23rd June 2008 Print
The cost of living crisis gripping the UK means taxpayers earning less than 5.4 per cent on their taxable savings are losing money.

Research by price comparison site moneysupermarket.com shows there are 487 savings and current accounts on offer paying less than 5.4 per cent, meaning more and more people are falling further behind financially.

Kevin Mountford, head of savings at moneysupermarket.com, said: "With the Government struggling to control the cost of living, it needs to start seriously thinking about abolishing the tax on savings.

"With the retail price index at 4.3 per cent, a standard rate taxpayer needs to be getting 5.4 per cent on their taxable savings to break even."

Even tax-free accounts are finding it tough to keep pace with inflation, with 44 ISA accounts paying less than 4.3 per cent.

Kevin Mountford added: "National Savings & Investments recently increased its savings rates by up to 0.75 per cent but, on the whole, this still didn't cut the mustard for savers.

"NS&I's index-linked three and five-year savings certificates pay a tax free amount of the RPI plus one per cent, but its other accounts really struggle.
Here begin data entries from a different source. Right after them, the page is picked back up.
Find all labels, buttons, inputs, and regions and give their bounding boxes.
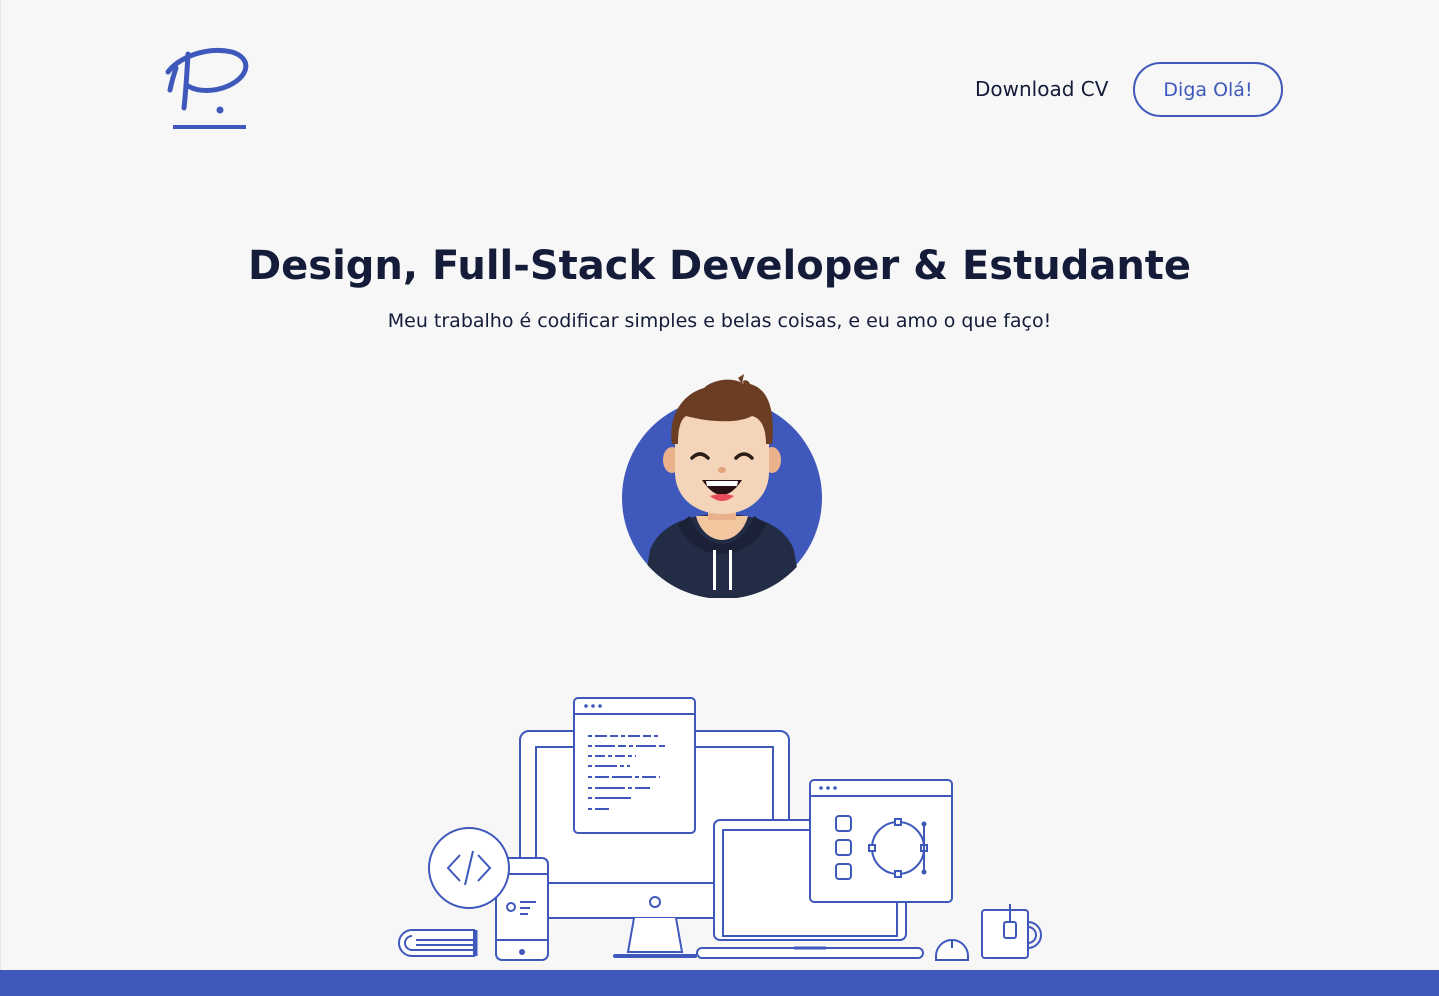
devices-illustration [390,690,1050,965]
avatar [620,374,824,598]
devices-illustration-icon [398,697,1042,961]
say-hello-label: Diga Olá! [1163,78,1253,101]
download-cv-link[interactable]: Download CV [975,74,1108,104]
developer-avatar-icon [622,374,822,598]
footer-bar [0,970,1439,996]
logo[interactable] [162,46,252,134]
hero-subtitle: Meu trabalho é codificar simples e belas… [387,310,1052,332]
signature-p-logo-icon [165,47,249,129]
say-hello-button[interactable]: Diga Olá! [1133,62,1283,117]
page-edge [0,0,1,996]
hero-title: Design, Full-Stack Developer & Estudante [247,243,1192,289]
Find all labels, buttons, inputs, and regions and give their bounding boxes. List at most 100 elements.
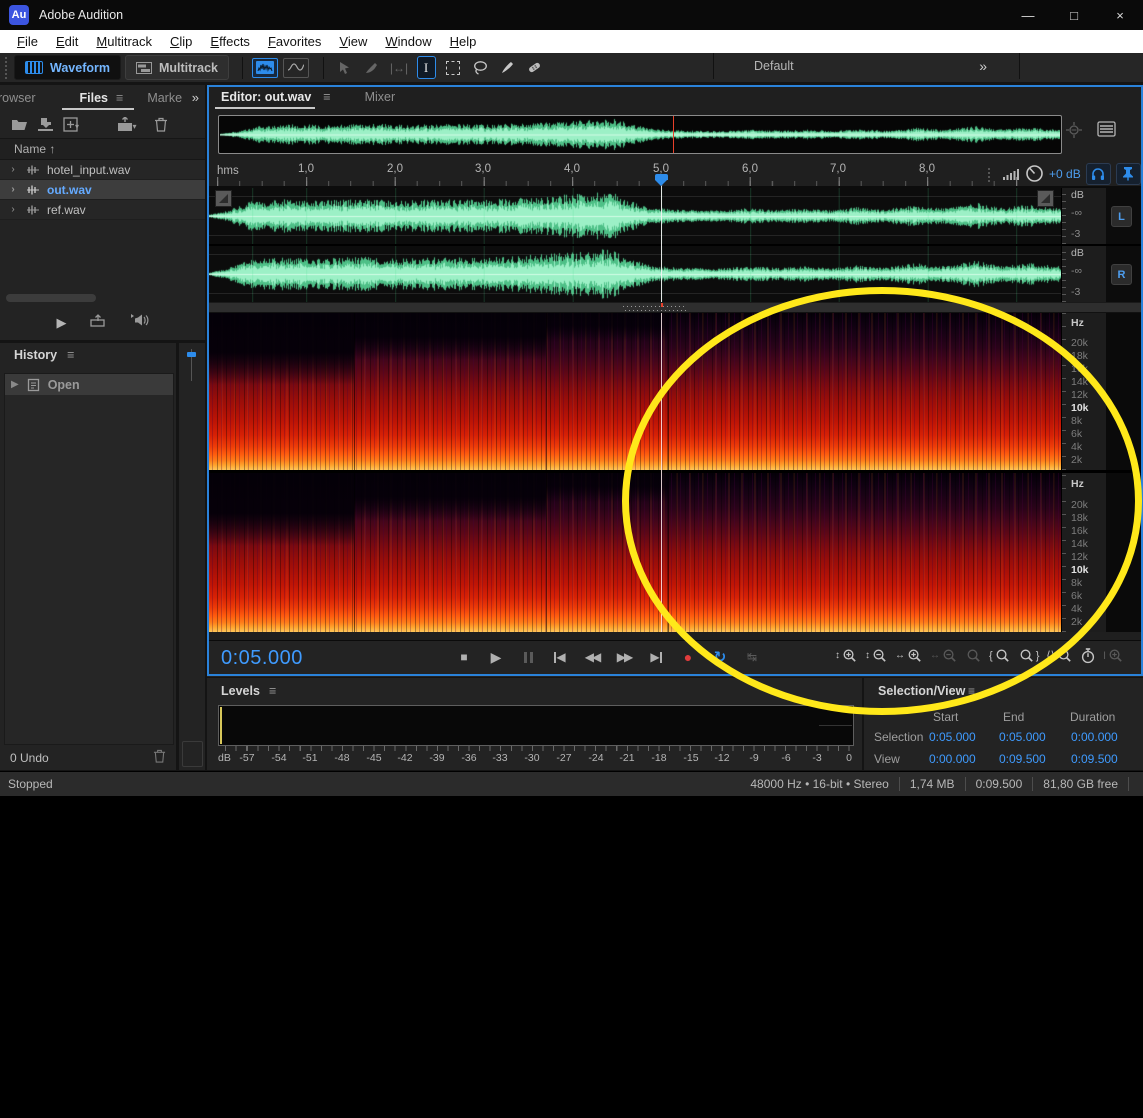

Its Guaranteed Income Bonds, for example, only pay 3.72 per cent after standard tax is taken out.

"Savers, especially those paying the higher rate of tax, should make sure they take full advantage of their annual £3,600 ISA allowance if they want to inflation proof their finances.

"People who are lucky enough to have some money left over at the end of each month should consider the Alliance & Leicester or Halifax regular savers, which pay 12 and 10 per cent respectively."